Consider this: some years ago, the National League of Cities conducted a survey throughout the United States. It found that more than 70 percent of the time, the first reviewing body – usually appointed officials – voted in accordance with the planning staff’s recommendations.
They further found that for those items that then either automatically made their way to elected officials or were appealed to the elected officials, the chances were less than 15 percent that the initial vote would be overturned! Therefore, if you enter the public hearing phase for your application with a staff recommendation to deny your project, you are fighting a very difficult uphill battle. The odds are stacked against you.
One of the best ways I know to gain staff support for your project is to hire a well-known local planning consultant who has a track record and is respected by the local planning staff. Generally, the staff will not come right out and recommend a single consultant. But, it is usually possible to get two or three names of local consultants with whom the local staff is comfortable. With a little more probing, you can generally get someone to tip his hand as to the consultant he prefers.

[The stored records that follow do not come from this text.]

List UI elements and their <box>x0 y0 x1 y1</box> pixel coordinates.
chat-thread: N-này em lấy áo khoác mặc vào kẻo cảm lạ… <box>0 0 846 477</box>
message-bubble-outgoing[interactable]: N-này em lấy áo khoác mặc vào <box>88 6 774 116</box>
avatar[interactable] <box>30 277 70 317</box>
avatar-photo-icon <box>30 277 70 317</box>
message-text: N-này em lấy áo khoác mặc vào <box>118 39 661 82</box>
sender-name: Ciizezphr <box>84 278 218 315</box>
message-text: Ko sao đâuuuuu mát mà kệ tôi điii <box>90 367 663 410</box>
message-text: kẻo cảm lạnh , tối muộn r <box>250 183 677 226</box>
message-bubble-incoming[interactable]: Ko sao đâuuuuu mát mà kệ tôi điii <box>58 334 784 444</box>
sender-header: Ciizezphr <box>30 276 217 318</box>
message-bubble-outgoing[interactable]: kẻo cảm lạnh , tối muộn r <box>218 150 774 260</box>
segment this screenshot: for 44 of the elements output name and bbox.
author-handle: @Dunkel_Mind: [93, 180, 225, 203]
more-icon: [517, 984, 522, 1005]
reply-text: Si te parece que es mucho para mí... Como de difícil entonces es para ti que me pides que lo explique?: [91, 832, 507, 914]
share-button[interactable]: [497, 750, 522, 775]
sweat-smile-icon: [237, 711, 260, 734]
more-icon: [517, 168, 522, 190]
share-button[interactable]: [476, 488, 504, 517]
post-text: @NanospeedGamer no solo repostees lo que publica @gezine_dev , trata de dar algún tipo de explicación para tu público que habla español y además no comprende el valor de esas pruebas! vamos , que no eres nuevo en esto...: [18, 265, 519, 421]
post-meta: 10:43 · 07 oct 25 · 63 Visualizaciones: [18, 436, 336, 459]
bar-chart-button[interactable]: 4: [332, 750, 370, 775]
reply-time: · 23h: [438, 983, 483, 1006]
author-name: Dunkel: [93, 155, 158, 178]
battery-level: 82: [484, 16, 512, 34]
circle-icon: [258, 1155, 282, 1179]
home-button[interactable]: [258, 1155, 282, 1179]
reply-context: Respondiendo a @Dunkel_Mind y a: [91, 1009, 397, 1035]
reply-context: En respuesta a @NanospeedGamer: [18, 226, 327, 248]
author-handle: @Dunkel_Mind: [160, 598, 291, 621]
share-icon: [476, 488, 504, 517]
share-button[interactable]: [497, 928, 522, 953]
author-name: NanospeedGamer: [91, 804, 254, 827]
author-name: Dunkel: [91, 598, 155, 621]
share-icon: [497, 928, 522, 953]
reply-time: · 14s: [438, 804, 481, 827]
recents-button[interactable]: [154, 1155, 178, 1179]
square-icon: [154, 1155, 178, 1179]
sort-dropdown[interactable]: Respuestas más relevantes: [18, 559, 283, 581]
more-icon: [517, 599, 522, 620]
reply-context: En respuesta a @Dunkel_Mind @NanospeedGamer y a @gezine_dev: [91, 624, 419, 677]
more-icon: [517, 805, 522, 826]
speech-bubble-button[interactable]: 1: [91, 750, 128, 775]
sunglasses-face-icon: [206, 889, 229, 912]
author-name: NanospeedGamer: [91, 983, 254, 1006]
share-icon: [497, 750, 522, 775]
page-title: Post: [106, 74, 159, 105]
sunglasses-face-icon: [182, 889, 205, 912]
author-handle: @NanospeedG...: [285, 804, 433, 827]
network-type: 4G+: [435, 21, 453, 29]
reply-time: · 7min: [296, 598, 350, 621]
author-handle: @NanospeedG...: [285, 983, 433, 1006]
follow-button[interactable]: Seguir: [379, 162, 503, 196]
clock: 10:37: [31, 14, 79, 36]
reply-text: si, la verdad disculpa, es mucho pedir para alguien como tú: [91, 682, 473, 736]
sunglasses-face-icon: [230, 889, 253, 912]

You may also have a favorite consultant who has worked for you in the past. But remember, your favorite consultant may be completely unknown to the local staff and decision makers. If you insist on using your favorite consultant, one solution to the problem is to have your person partner with a local consultant. That way, the project gets designed by someone with whom you are comfortable, while the local firm can act as spokesperson for you with local officials.
During the application phase, keep in mind the following strategies.
- Front load the project. When designing your plans to mine a property, many governmental agencies want the project to be divided into phases. If a project becomes controversial, one thing that frequently happens it that the decision makers will not approve all the phases in an effort to show the project opponents that they haven not “caved in” to the applicant. One way to counter this is to “front load” the phases of the project.
Some years ago, I knew I was going to have opposition from adjacent residents on one project application. The plans I submitted broke the project down into six phases, but approximately 80 percent of the reserves were included in phases one through three. After listening to those who opposed our project at the public hearing, the decision makers approved only phases one through three and denied phases four through six. The opponents left the hearing feeling that they had received “their day in court” and derailed half of our request. I, on the other hand, was very satisfied since, as stated earlier, 80 percent of the reserves in the phases that were included in the phases approved and knew that the time it would take to excavate the reserves that had been approved would exceed the time remaining on the lease.
- Supply a report for the planning staff. In preparing for every application, a decision must be made as to the amount of information that should be supplied to the planning staff. My feeling has always been to supply as much as possible. If the local planning staff is going to write a report on your project, the more information you submit in your application, the greater the chance is that the report the planning staff generates will be taken directly form the applicant’s submittal. This is always preferable to having the staff write a report about a subject they don’t understand very well.
- Work with all involved government agencies. Today, it is the law in many areas that, when an application is received, the local government agency circulates copies of the request to other government agencies and asks for their comments.